Schüler nehmen Bäckerei in die Hand

Unsere Dorfbäckerei haben wir auch wieder ins Leben gerufen. Die Balken und das Dach sind den Termiten zum Opfer gefallen und waren eingestürzt. Wir haben es massiver wiederaufgebaut und wollen nun mit den Schülern vom Hostel und den Lehrern regelmäßig für sie und die Kinder im Ernährungsprogramm backen. Auf dem Frühlingsfest der Santals haben wir wie im letzten Jahr wieder unser nahrhaftes Brot mit Nüssen, Karotten und Datteln verkauft - es ging weg wie warme Semmeln! Gleichzeitig konnten wir den 1000 Besuchern des Festes an unserem Stand gleich über unser neues Kinderkrankenhaus erzählen.

 

Bürokratische Stolpersteine

Ein Abenteuer ist es, die Lizenz für die Klinik zu bekommen. Dazu benötigt man eine Lizenz zur eigenen Abfallbeseitigung, was Verbrennen im Garten heißt. Diese erhält man erst, wenn die Lizenz fürs Krankenhaus da ist und für jedes Bett bezahlt wird und diese wiederum erst, wenn die Abfall-Lizenz vorliegt. Wiederholte Besuche beim Chief Medical Officer versichern uns, dass er uns unterstützen will und die Erlaubnis geben wird. Aber wie?

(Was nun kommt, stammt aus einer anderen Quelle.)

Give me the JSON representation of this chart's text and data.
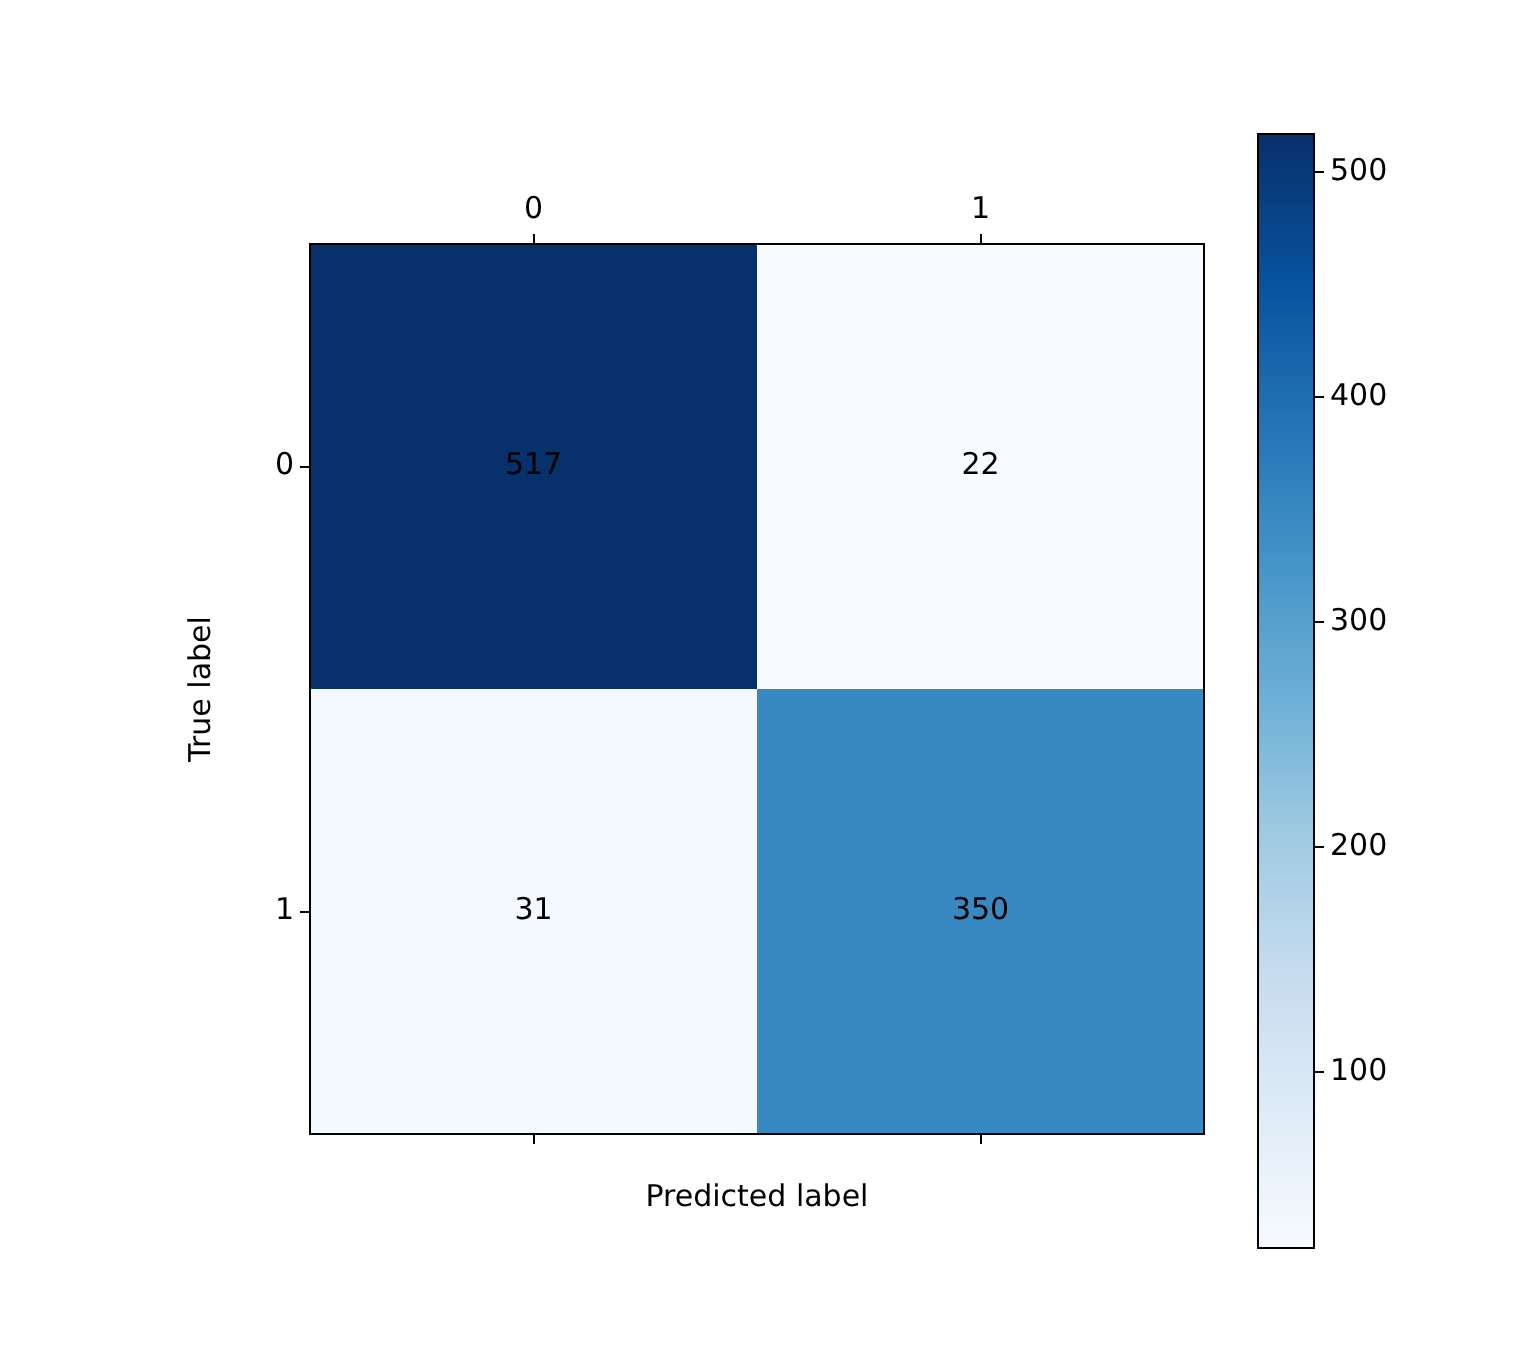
{
  "chart_data": {
    "type": "heatmap",
    "xlabel": "Predicted label",
    "ylabel": "True label",
    "categories": [
      "0",
      "1"
    ],
    "y_categories": [
      "0",
      "1"
    ],
    "cells": [
      [
        517,
        22
      ],
      [
        31,
        350
      ]
    ],
    "clim": [
      22,
      517
    ],
    "cticks": [
      100,
      200,
      300,
      400,
      500
    ],
    "data_labels": true
  }
}
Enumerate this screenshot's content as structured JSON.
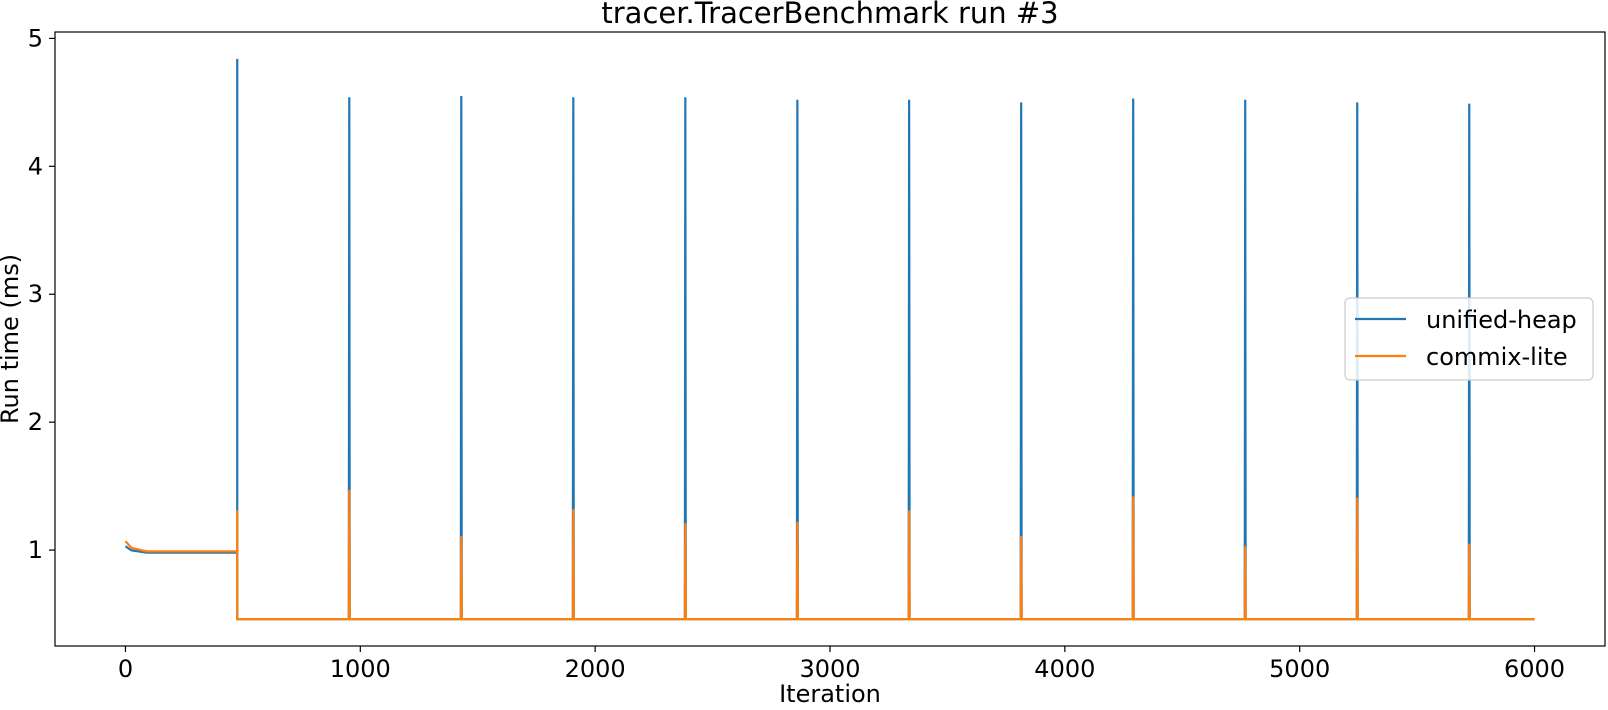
{
  "chart_data": {
    "type": "line",
    "title": "tracer.TracerBenchmark run #3",
    "xlabel": "Iteration",
    "ylabel": "Run time (ms)",
    "xlim": [
      -300,
      6300
    ],
    "ylim": [
      0.25,
      5.05
    ],
    "xticks": [
      0,
      1000,
      2000,
      3000,
      4000,
      5000,
      6000
    ],
    "xtick_labels": [
      "0",
      "1000",
      "2000",
      "3000",
      "4000",
      "5000",
      "6000"
    ],
    "yticks": [
      1,
      2,
      3,
      4,
      5
    ],
    "ytick_labels": [
      "1",
      "2",
      "3",
      "4",
      "5"
    ],
    "grid": false,
    "legend_position": "center-right",
    "series": [
      {
        "name": "unified-heap",
        "color": "#1f77b4",
        "baseline_segments": [
          {
            "x_start": 0,
            "x_end": 476,
            "start_value": 1.03,
            "value": 0.98
          },
          {
            "x_start": 476,
            "x_end": 6000,
            "value": 0.46
          }
        ],
        "spikes": [
          {
            "x": 476,
            "value": 4.84
          },
          {
            "x": 953,
            "value": 4.54
          },
          {
            "x": 1430,
            "value": 4.55
          },
          {
            "x": 1907,
            "value": 4.54
          },
          {
            "x": 2384,
            "value": 4.54
          },
          {
            "x": 2861,
            "value": 4.52
          },
          {
            "x": 3337,
            "value": 4.52
          },
          {
            "x": 3814,
            "value": 4.5
          },
          {
            "x": 4291,
            "value": 4.53
          },
          {
            "x": 4768,
            "value": 4.52
          },
          {
            "x": 5245,
            "value": 4.5
          },
          {
            "x": 5722,
            "value": 4.49
          }
        ]
      },
      {
        "name": "commix-lite",
        "color": "#ff7f0e",
        "baseline_segments": [
          {
            "x_start": 0,
            "x_end": 476,
            "start_value": 1.07,
            "value": 0.99
          },
          {
            "x_start": 476,
            "x_end": 6000,
            "value": 0.46
          }
        ],
        "spikes": [
          {
            "x": 476,
            "value": 1.31
          },
          {
            "x": 953,
            "value": 1.47
          },
          {
            "x": 1430,
            "value": 1.11
          },
          {
            "x": 1907,
            "value": 1.32
          },
          {
            "x": 2384,
            "value": 1.21
          },
          {
            "x": 2861,
            "value": 1.22
          },
          {
            "x": 3337,
            "value": 1.31
          },
          {
            "x": 3814,
            "value": 1.11
          },
          {
            "x": 4291,
            "value": 1.42
          },
          {
            "x": 4768,
            "value": 1.03
          },
          {
            "x": 5245,
            "value": 1.41
          },
          {
            "x": 5722,
            "value": 1.05
          }
        ]
      }
    ]
  }
}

Auch brauchen wir lokale Kinderärzte, zur Visite, um diese Lizenz zu bekommen. Also habe ich alle Kinderärzte in Bolpur besucht. Einer ist bereit und will auch für eine ´soft medicine´ eintreten, d.h. nicht gleich jede Erkältung mit starken Antibiotika und Analgetika und Säureblockern behandeln. Nach seinen Auskünften sind es die Eltern, die Antibiotika und rasche Heilung einfordern, da sie keinen Einblick in das Krankheitsgeschehen haben und damit sehr ängstlich sind.

Ausblick

Wir wollen unsere Kinderstation noch mehr auf die Bedürfnisse der Santals ausrichten. So wird die Begleitung der Kinder durch unsere Dorfhelfer immer wichtiger, da die Mütter auf dem Feld helfen und für eine große Familie kochen müssen und nicht fehlen dürfen. Nun suchen wir aus einem Dorf mehrere Kinder mit Mangelernährung und Infekten heraus und lassen sie abwechselnd von einer Mutter betreuen. Auch Großväter sind schon mitgekommen, besonders aus den Dörfern, wo wir bereits aktiv sind und das Vertrauen haben.

 

Das Vertrauen zu uns ist ein grundlegendes Bindeglied. Für abgelegene Dörfer ist ein Krankenhaus noch mit sehr viel Angst belegt.

 

Wir wollen ein Vorsorge- und Gesundheitszentrum für Mütter und Kinder einrichten, wo vor allem Unterernährung und daraus folgende Infektionen behandelt werden können. Dazu sind unsere Dorfhelfer nun eine wichtige Stütze und benötigen noch viel Weiterbildung. Dankbar blicken wir auf die letzten Monate zurück, wo wir dafür den Grundstein legen konnten.